You’ll then need to pay 9% GST on all taxable sales made during that period, even if you did not charge it to customers. This is often accompanied by a 10% penalty on the tax due and additional fines for late notification.
Once your business is on the GST register, you must submit a return every period, even if it is a “NIL” return. Failing to file a zero-balance report triggers an automatic S$200 monthly penalty. This fine accumulates even if you owe $0 in tax, making “NIL” filing a small but critical administrative task.

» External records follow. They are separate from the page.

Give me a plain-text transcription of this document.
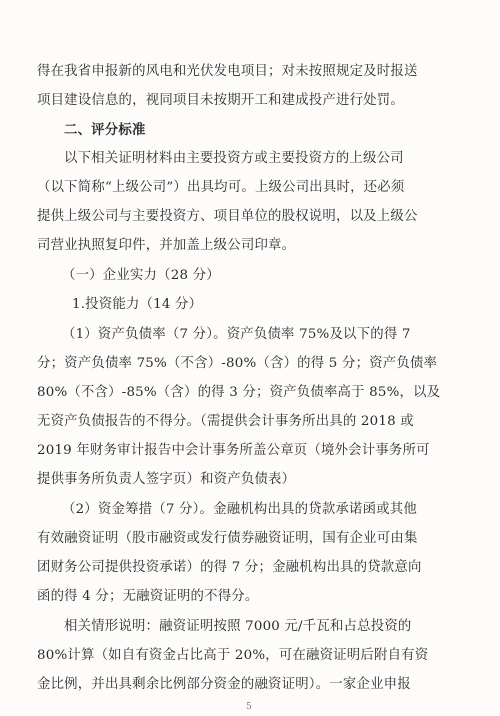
得在我省申报新的风电和光伏发电项目；对未按照规定及时报送
项目建设信息的，视同项目未按期开工和建成投产进行处罚。
二、评分标准
以下相关证明材料由主要投资方或主要投资方的上级公司
（以下简称“上级公司”）出具均可。上级公司出具时，还必须
提供上级公司与主要投资方、项目单位的股权说明，以及上级公
司营业执照复印件，并加盖上级公司印章。
（一）企业实力（28 分）
1.投资能力（14 分）
（1）资产负债率（7 分）。资产负债率 75%及以下的得 7
分；资产负债率 75%（不含）-80%（含）的得 5 分；资产负债率
80%（不含）-85%（含）的得 3 分；资产负债率高于 85%，以及
无资产负债报告的不得分。（需提供会计事务所出具的 2018 或
2019 年财务审计报告中会计事务所盖公章页（境外会计事务所可
提供事务所负责人签字页）和资产负债表）
（2）资金筹措（7 分）。金融机构出具的贷款承诺函或其他
有效融资证明（股市融资或发行债券融资证明，国有企业可由集
团财务公司提供投资承诺）的得 7 分；金融机构出具的贷款意向
函的得 4 分；无融资证明的不得分。
相关情形说明：融资证明按照 7000 元/千瓦和占总投资的
80%计算（如自有资金占比高于 20%，可在融资证明后附自有资
金比例，并出具剩余比例部分资金的融资证明）。一家企业申报
5
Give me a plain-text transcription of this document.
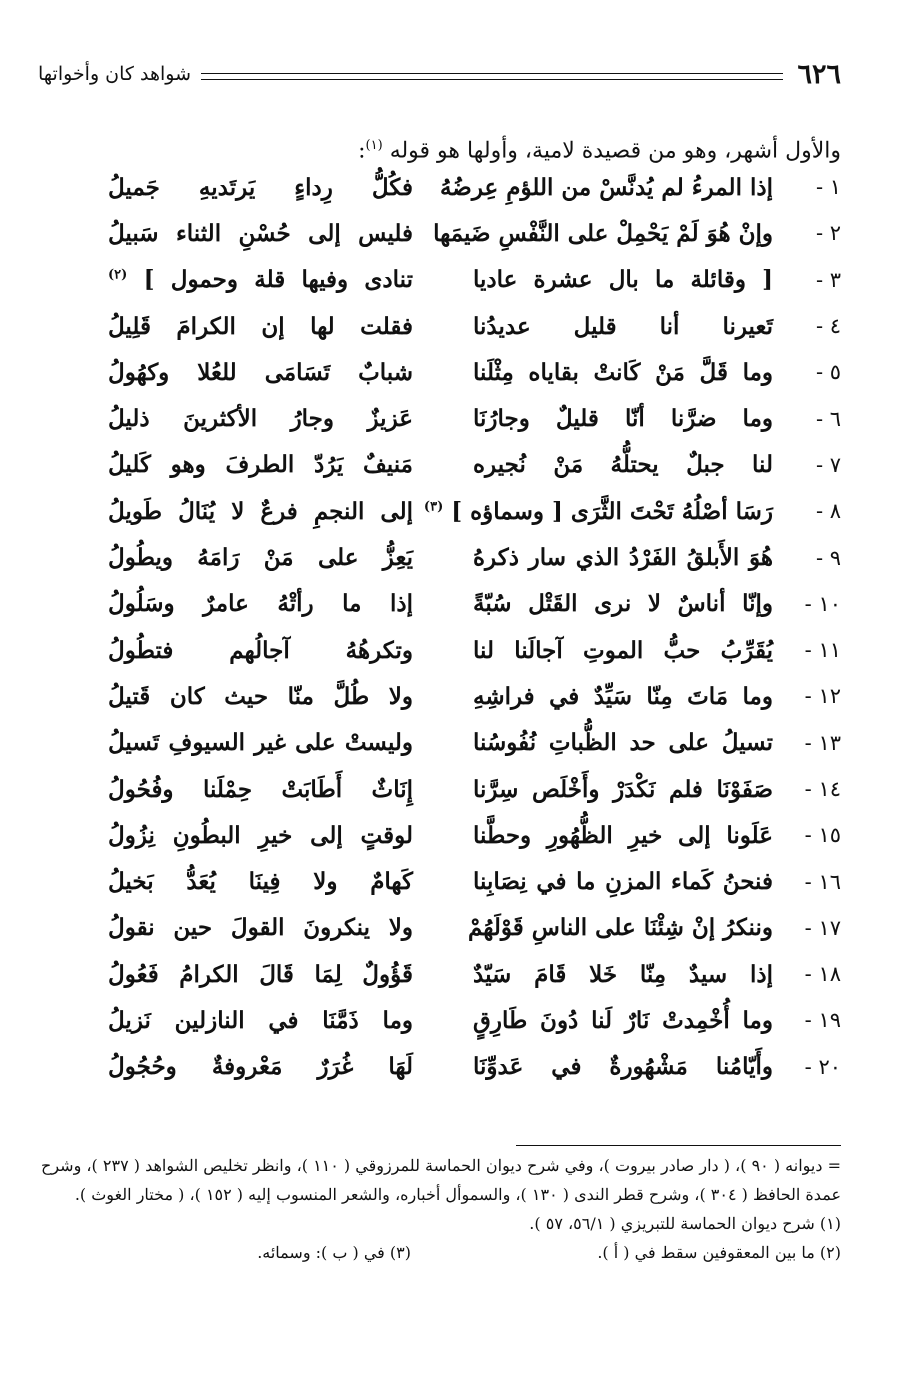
٦٢٦
شواهد كان وأخواتها
والأول أشهر، وهو من قصيدة لامية، وأولها هو قوله $^{(١)}$:
١ -
إذا المرءُ لم يُدنَّسْ من اللؤمِ عِرضُهُ
فكُلُّ رِداءٍ يَرتَديهِ جَميلُ
٢ -
وإنْ هُوَ لَمْ يَحْمِلْ على النَّفْسِ ضَيمَها
فليس إلى حُسْنِ الثناء سَبيلُ
٣ -
[ وقائلة ما بال عشرة عاديا
تنادى وفيها قلة وحمول ] $^{(٢)}$
٤ -
تَعيرنا أنا قليل عديدُنا
فقلت لها إن الكرامَ قَلِيلُ
٥ -
وما قَلَّ مَنْ كَانتْ بقاياه مِثْلَنا
شبابٌ تَسَامَى للعُلا وكهُولُ
٦ -
وما ضرَّنا أنّا قليلٌ وجارُنَا
عَزيزٌ وجارُ الأكثرينَ ذليلُ
٧ -
لنا جبلٌ يحتلُّهُ مَنْ نُجيره
مَنيفٌ يَرُدّ الطرفَ وهو كَليلُ
٨ -
رَسَا أصْلُهُ تَحْتَ الثَّرَى [ وسماؤه ] $^{(٣)}$
إلى النجمِ فرعٌ لا يُنَالُ طَويلُ
٩ -
هُوَ الأَبلقُ الفَرْدُ الذي سار ذكرهُ
يَعِزُّ على مَنْ رَامَهُ ويطُولُ
١٠ -
وإنّا أناسٌ لا نرى القَتْل سُبّةً
إذا ما رأتْهُ عامرٌ وسَلُولُ
١١ -
يُقَرِّبُ حبُّ الموتِ آجالَنا لنا
وتكرهُهُ آجالُهم فتطُولُ
١٢ -
وما مَاتَ مِنّا سَيِّدٌ في فراشِهِ
ولا طُلَّ منّا حيث كان قَتيلُ
١٣ -
تسيلُ على حد الظُّباتِ نُفُوسُنا
وليستْ على غير السيوفِ تَسيلُ
١٤ -
صَفَوْنَا فلم نَكْدَرْ وأَخْلَص سِرَّنا
إِنَاثٌ أَطَابَتْ حِمْلَنا وفُحُولُ
١٥ -
عَلَونا إلى خيرِ الظُّهُورِ وحطَّنا
لوقتٍ إلى خيرِ البطُونِ نِزُولُ
١٦ -
فنحنُ كَماء المزنِ ما في نِصَابِنا
كَهامٌ ولا فِينَا يُعَدُّ بَخيلُ
١٧ -
وننكرُ إنْ شِئْنَا على الناسِ قَوْلَهُمْ
ولا ينكرونَ القولَ حين نقولُ
١٨ -
إذا سيدٌ مِنّا خَلا قَامَ سَيّدٌ
قَؤُولٌ لِمَا قَالَ الكرامُ فَعُولُ
١٩ -
وما أُخْمِدتْ نَارٌ لَنا دُونَ طَارِقٍ
وما ذَمَّنَا في النازلين نَزيلُ
٢٠ -
وأَيّامُنا مَشْهُورةٌ في عَدوِّنَا
لَهَا غُرَرٌ مَعْروفةٌ وحُجُولُ
= ديوانه ( ٩٠ )، ( دار صادر بيروت )، وفي شرح ديوان الحماسة للمرزوقي ( ١١٠ )، وانظر تخليص الشواهد ( ٢٣٧ )، وشرح عمدة الحافظ ( ٣٠٤ )، وشرح قطر الندى ( ١٣٠ )، والسموأل أخباره، والشعر المنسوب إليه ( ١٥٢ )، ( مختار الغوث ).
(١) شرح ديوان الحماسة للتبريزي ( ٥٦/١، ٥٧ ).
(٢) ما بين المعقوفين سقط في ( أ ).
(٣) في ( ب ): وسمائه.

IRAS allows a limited scope to correct minor errors. You may adjust them in your next F5 return, provided:
- the net GST impact does not exceed S$3,000, and
- changes to other boxes remain within 5% of the originally reported figures.
Errors beyond those limits require a GST F7 amendment. It is worth noting that for businesses under the 2026 InvoiceNow mandate, IRAS can detect discrepancies between your invoices and reported figures much faster. However, under the Voluntary Disclosure Programme, IRAS generally waives or reduces penalties if you disclose mistakes within a year of the filing deadline.